Good Friday AM from your hometown lender,
The jobs report is always the big data set for the month and most often, creates volatility.
Today report was no different. Markets were expecting jobs to be at 133k, it came in at 177k. Sounds like a big beat and it is but there were also downward revisions to prior months for 58k. All in all, for the folks thinking the economy was cratering, they were wrong (at last for now).
The unemployment rate held steady even with the higher jobs numbers so we must have had more people entering the workforce. The knee jerk reaction to the data has not been good. The 10-yr note has shot back up to 4.33% and seems to be settling here for now.
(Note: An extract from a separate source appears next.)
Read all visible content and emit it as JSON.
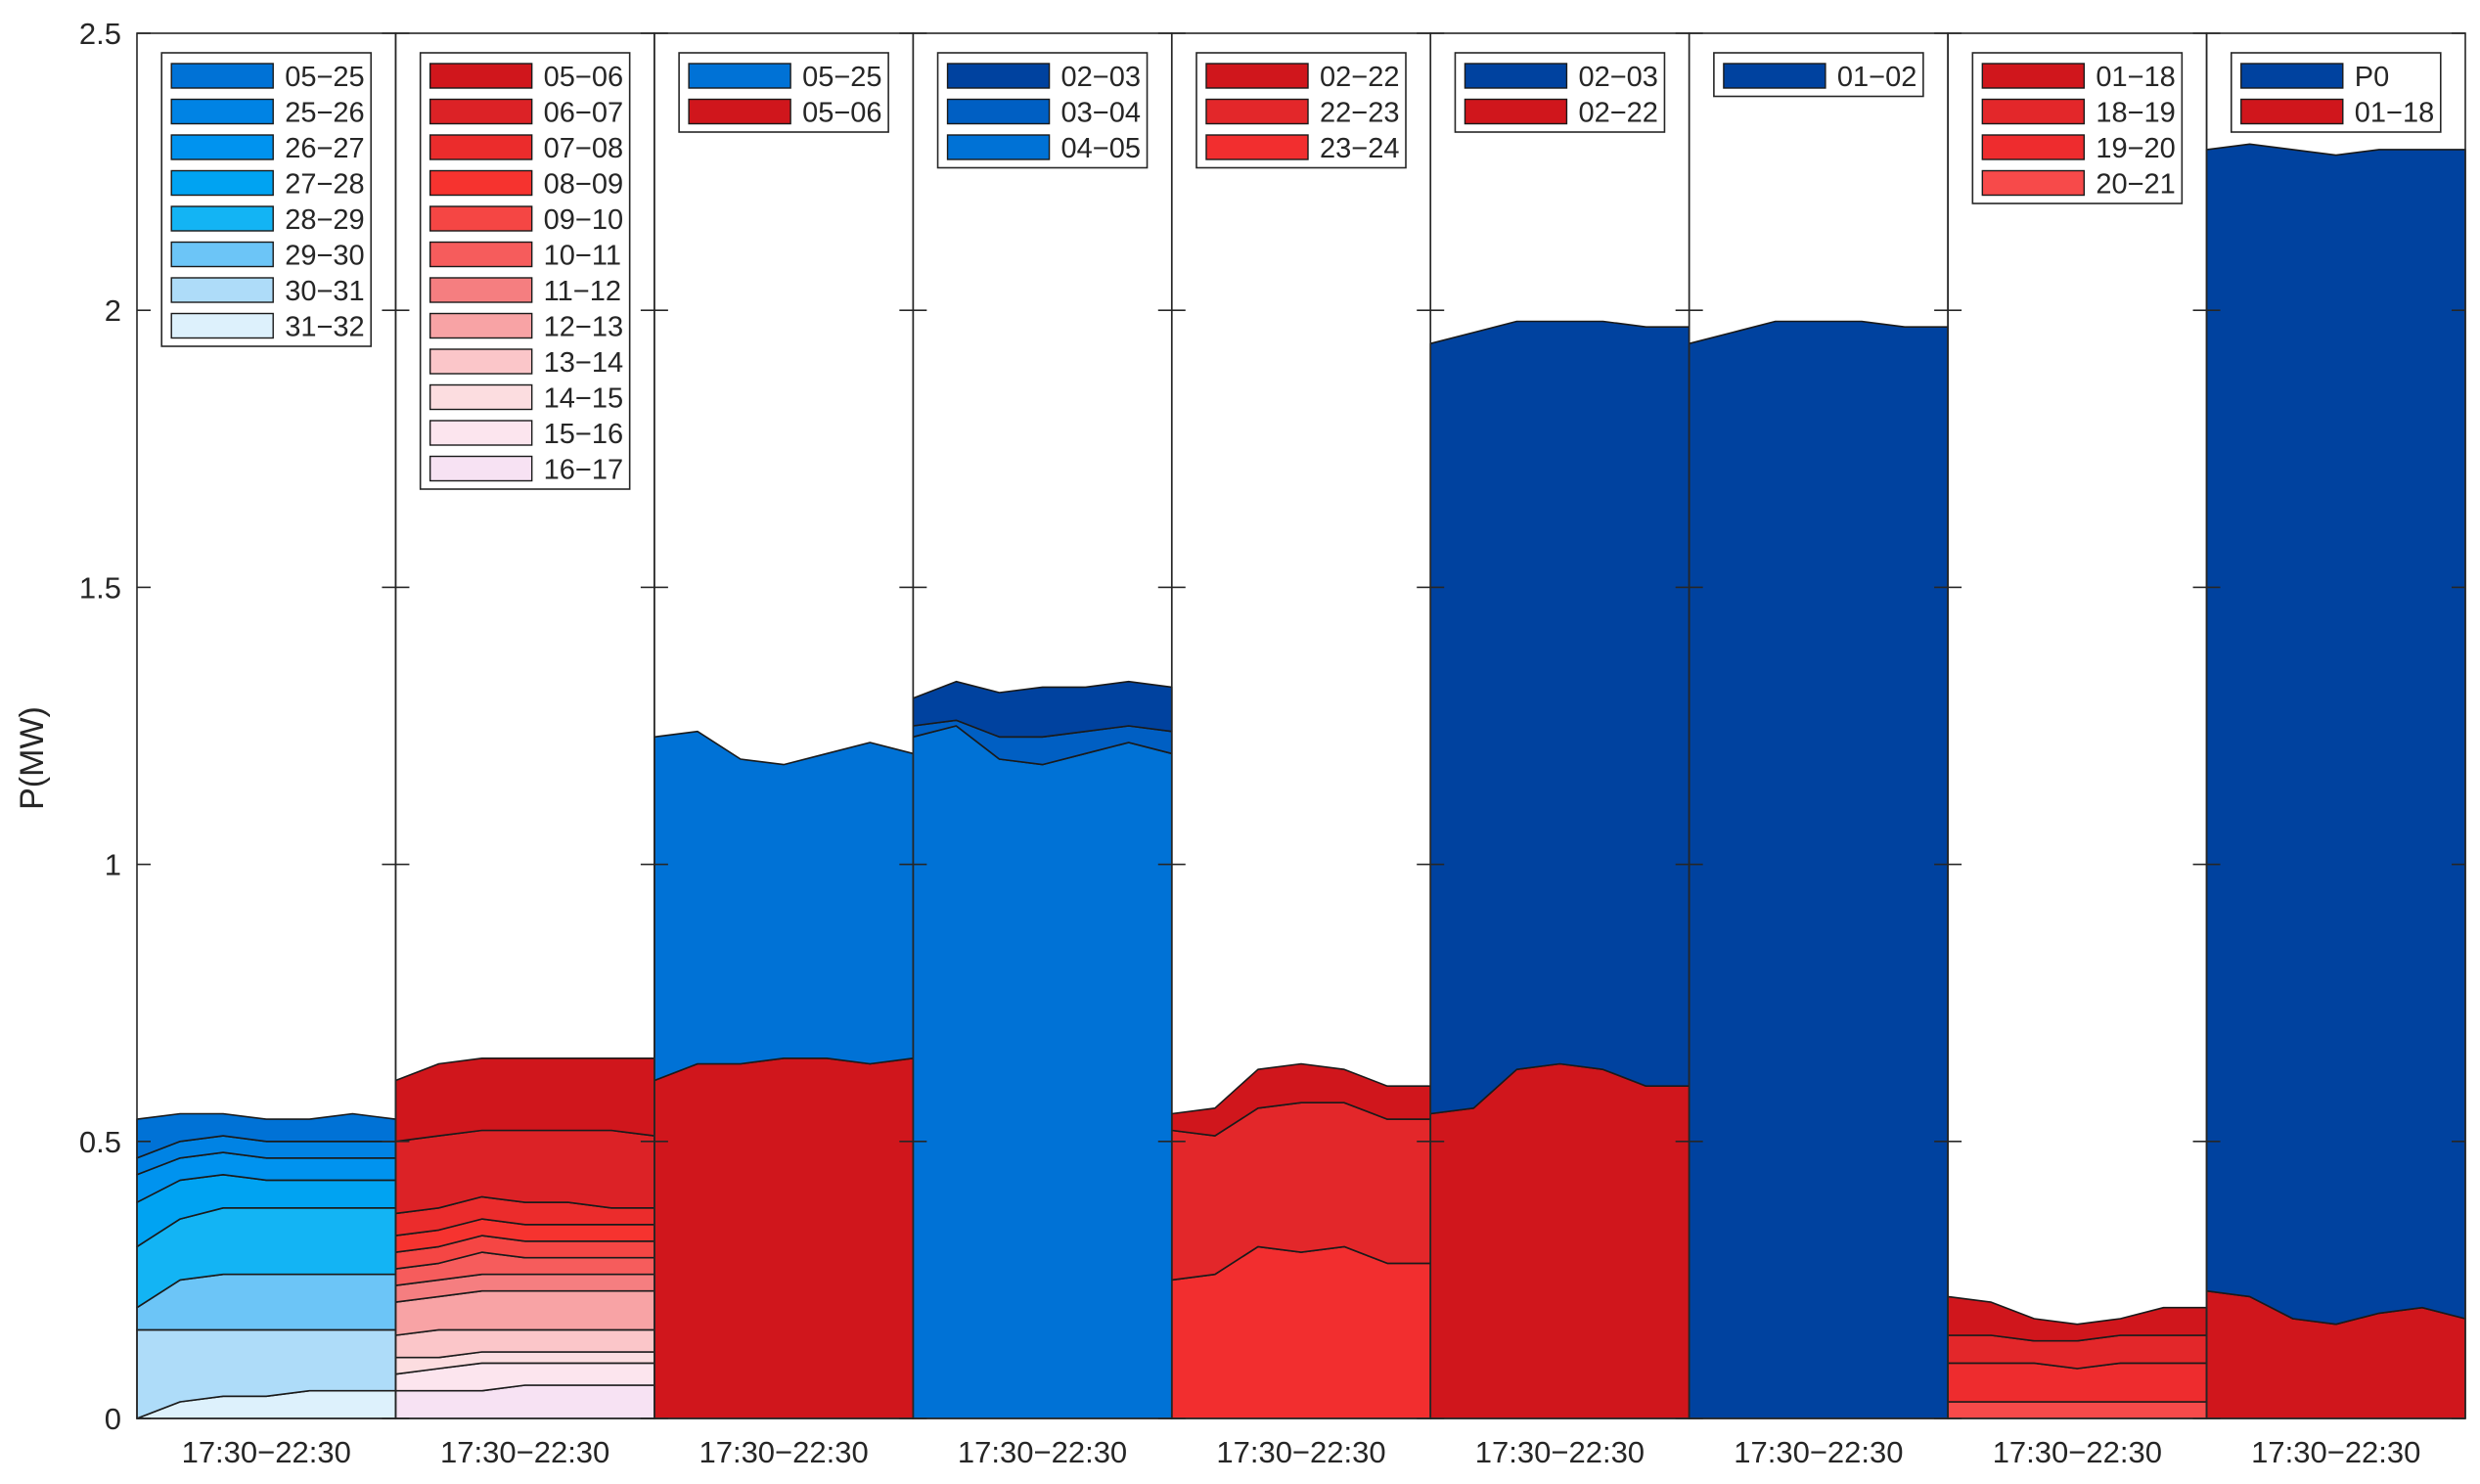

I would think the 10-yr will settle back down but with the Fed meeting next Tuesday and Wednesday, I would not expect much improvement before we hear from Chairman Powell Wednesday AM.
This morning’s data created a big shift in the outlook of a Fed rate cut in June, which before this jobs report was about a 65% probability.
Markets have dropped the chances of a Fed cut in June all the way down to less than 40% now. As we are seeing this AM, changed expectations will pressure mortgage rates higher in the short term, and makes the takeaways after the Fed meeting and press conference next week even more important. If Fed Chair Jerome Powell gives markets the impression that the Fed is unlikely to give in to President Trump’s desires of seeing the Fed cut rates, we could see mortgage rates creep higher.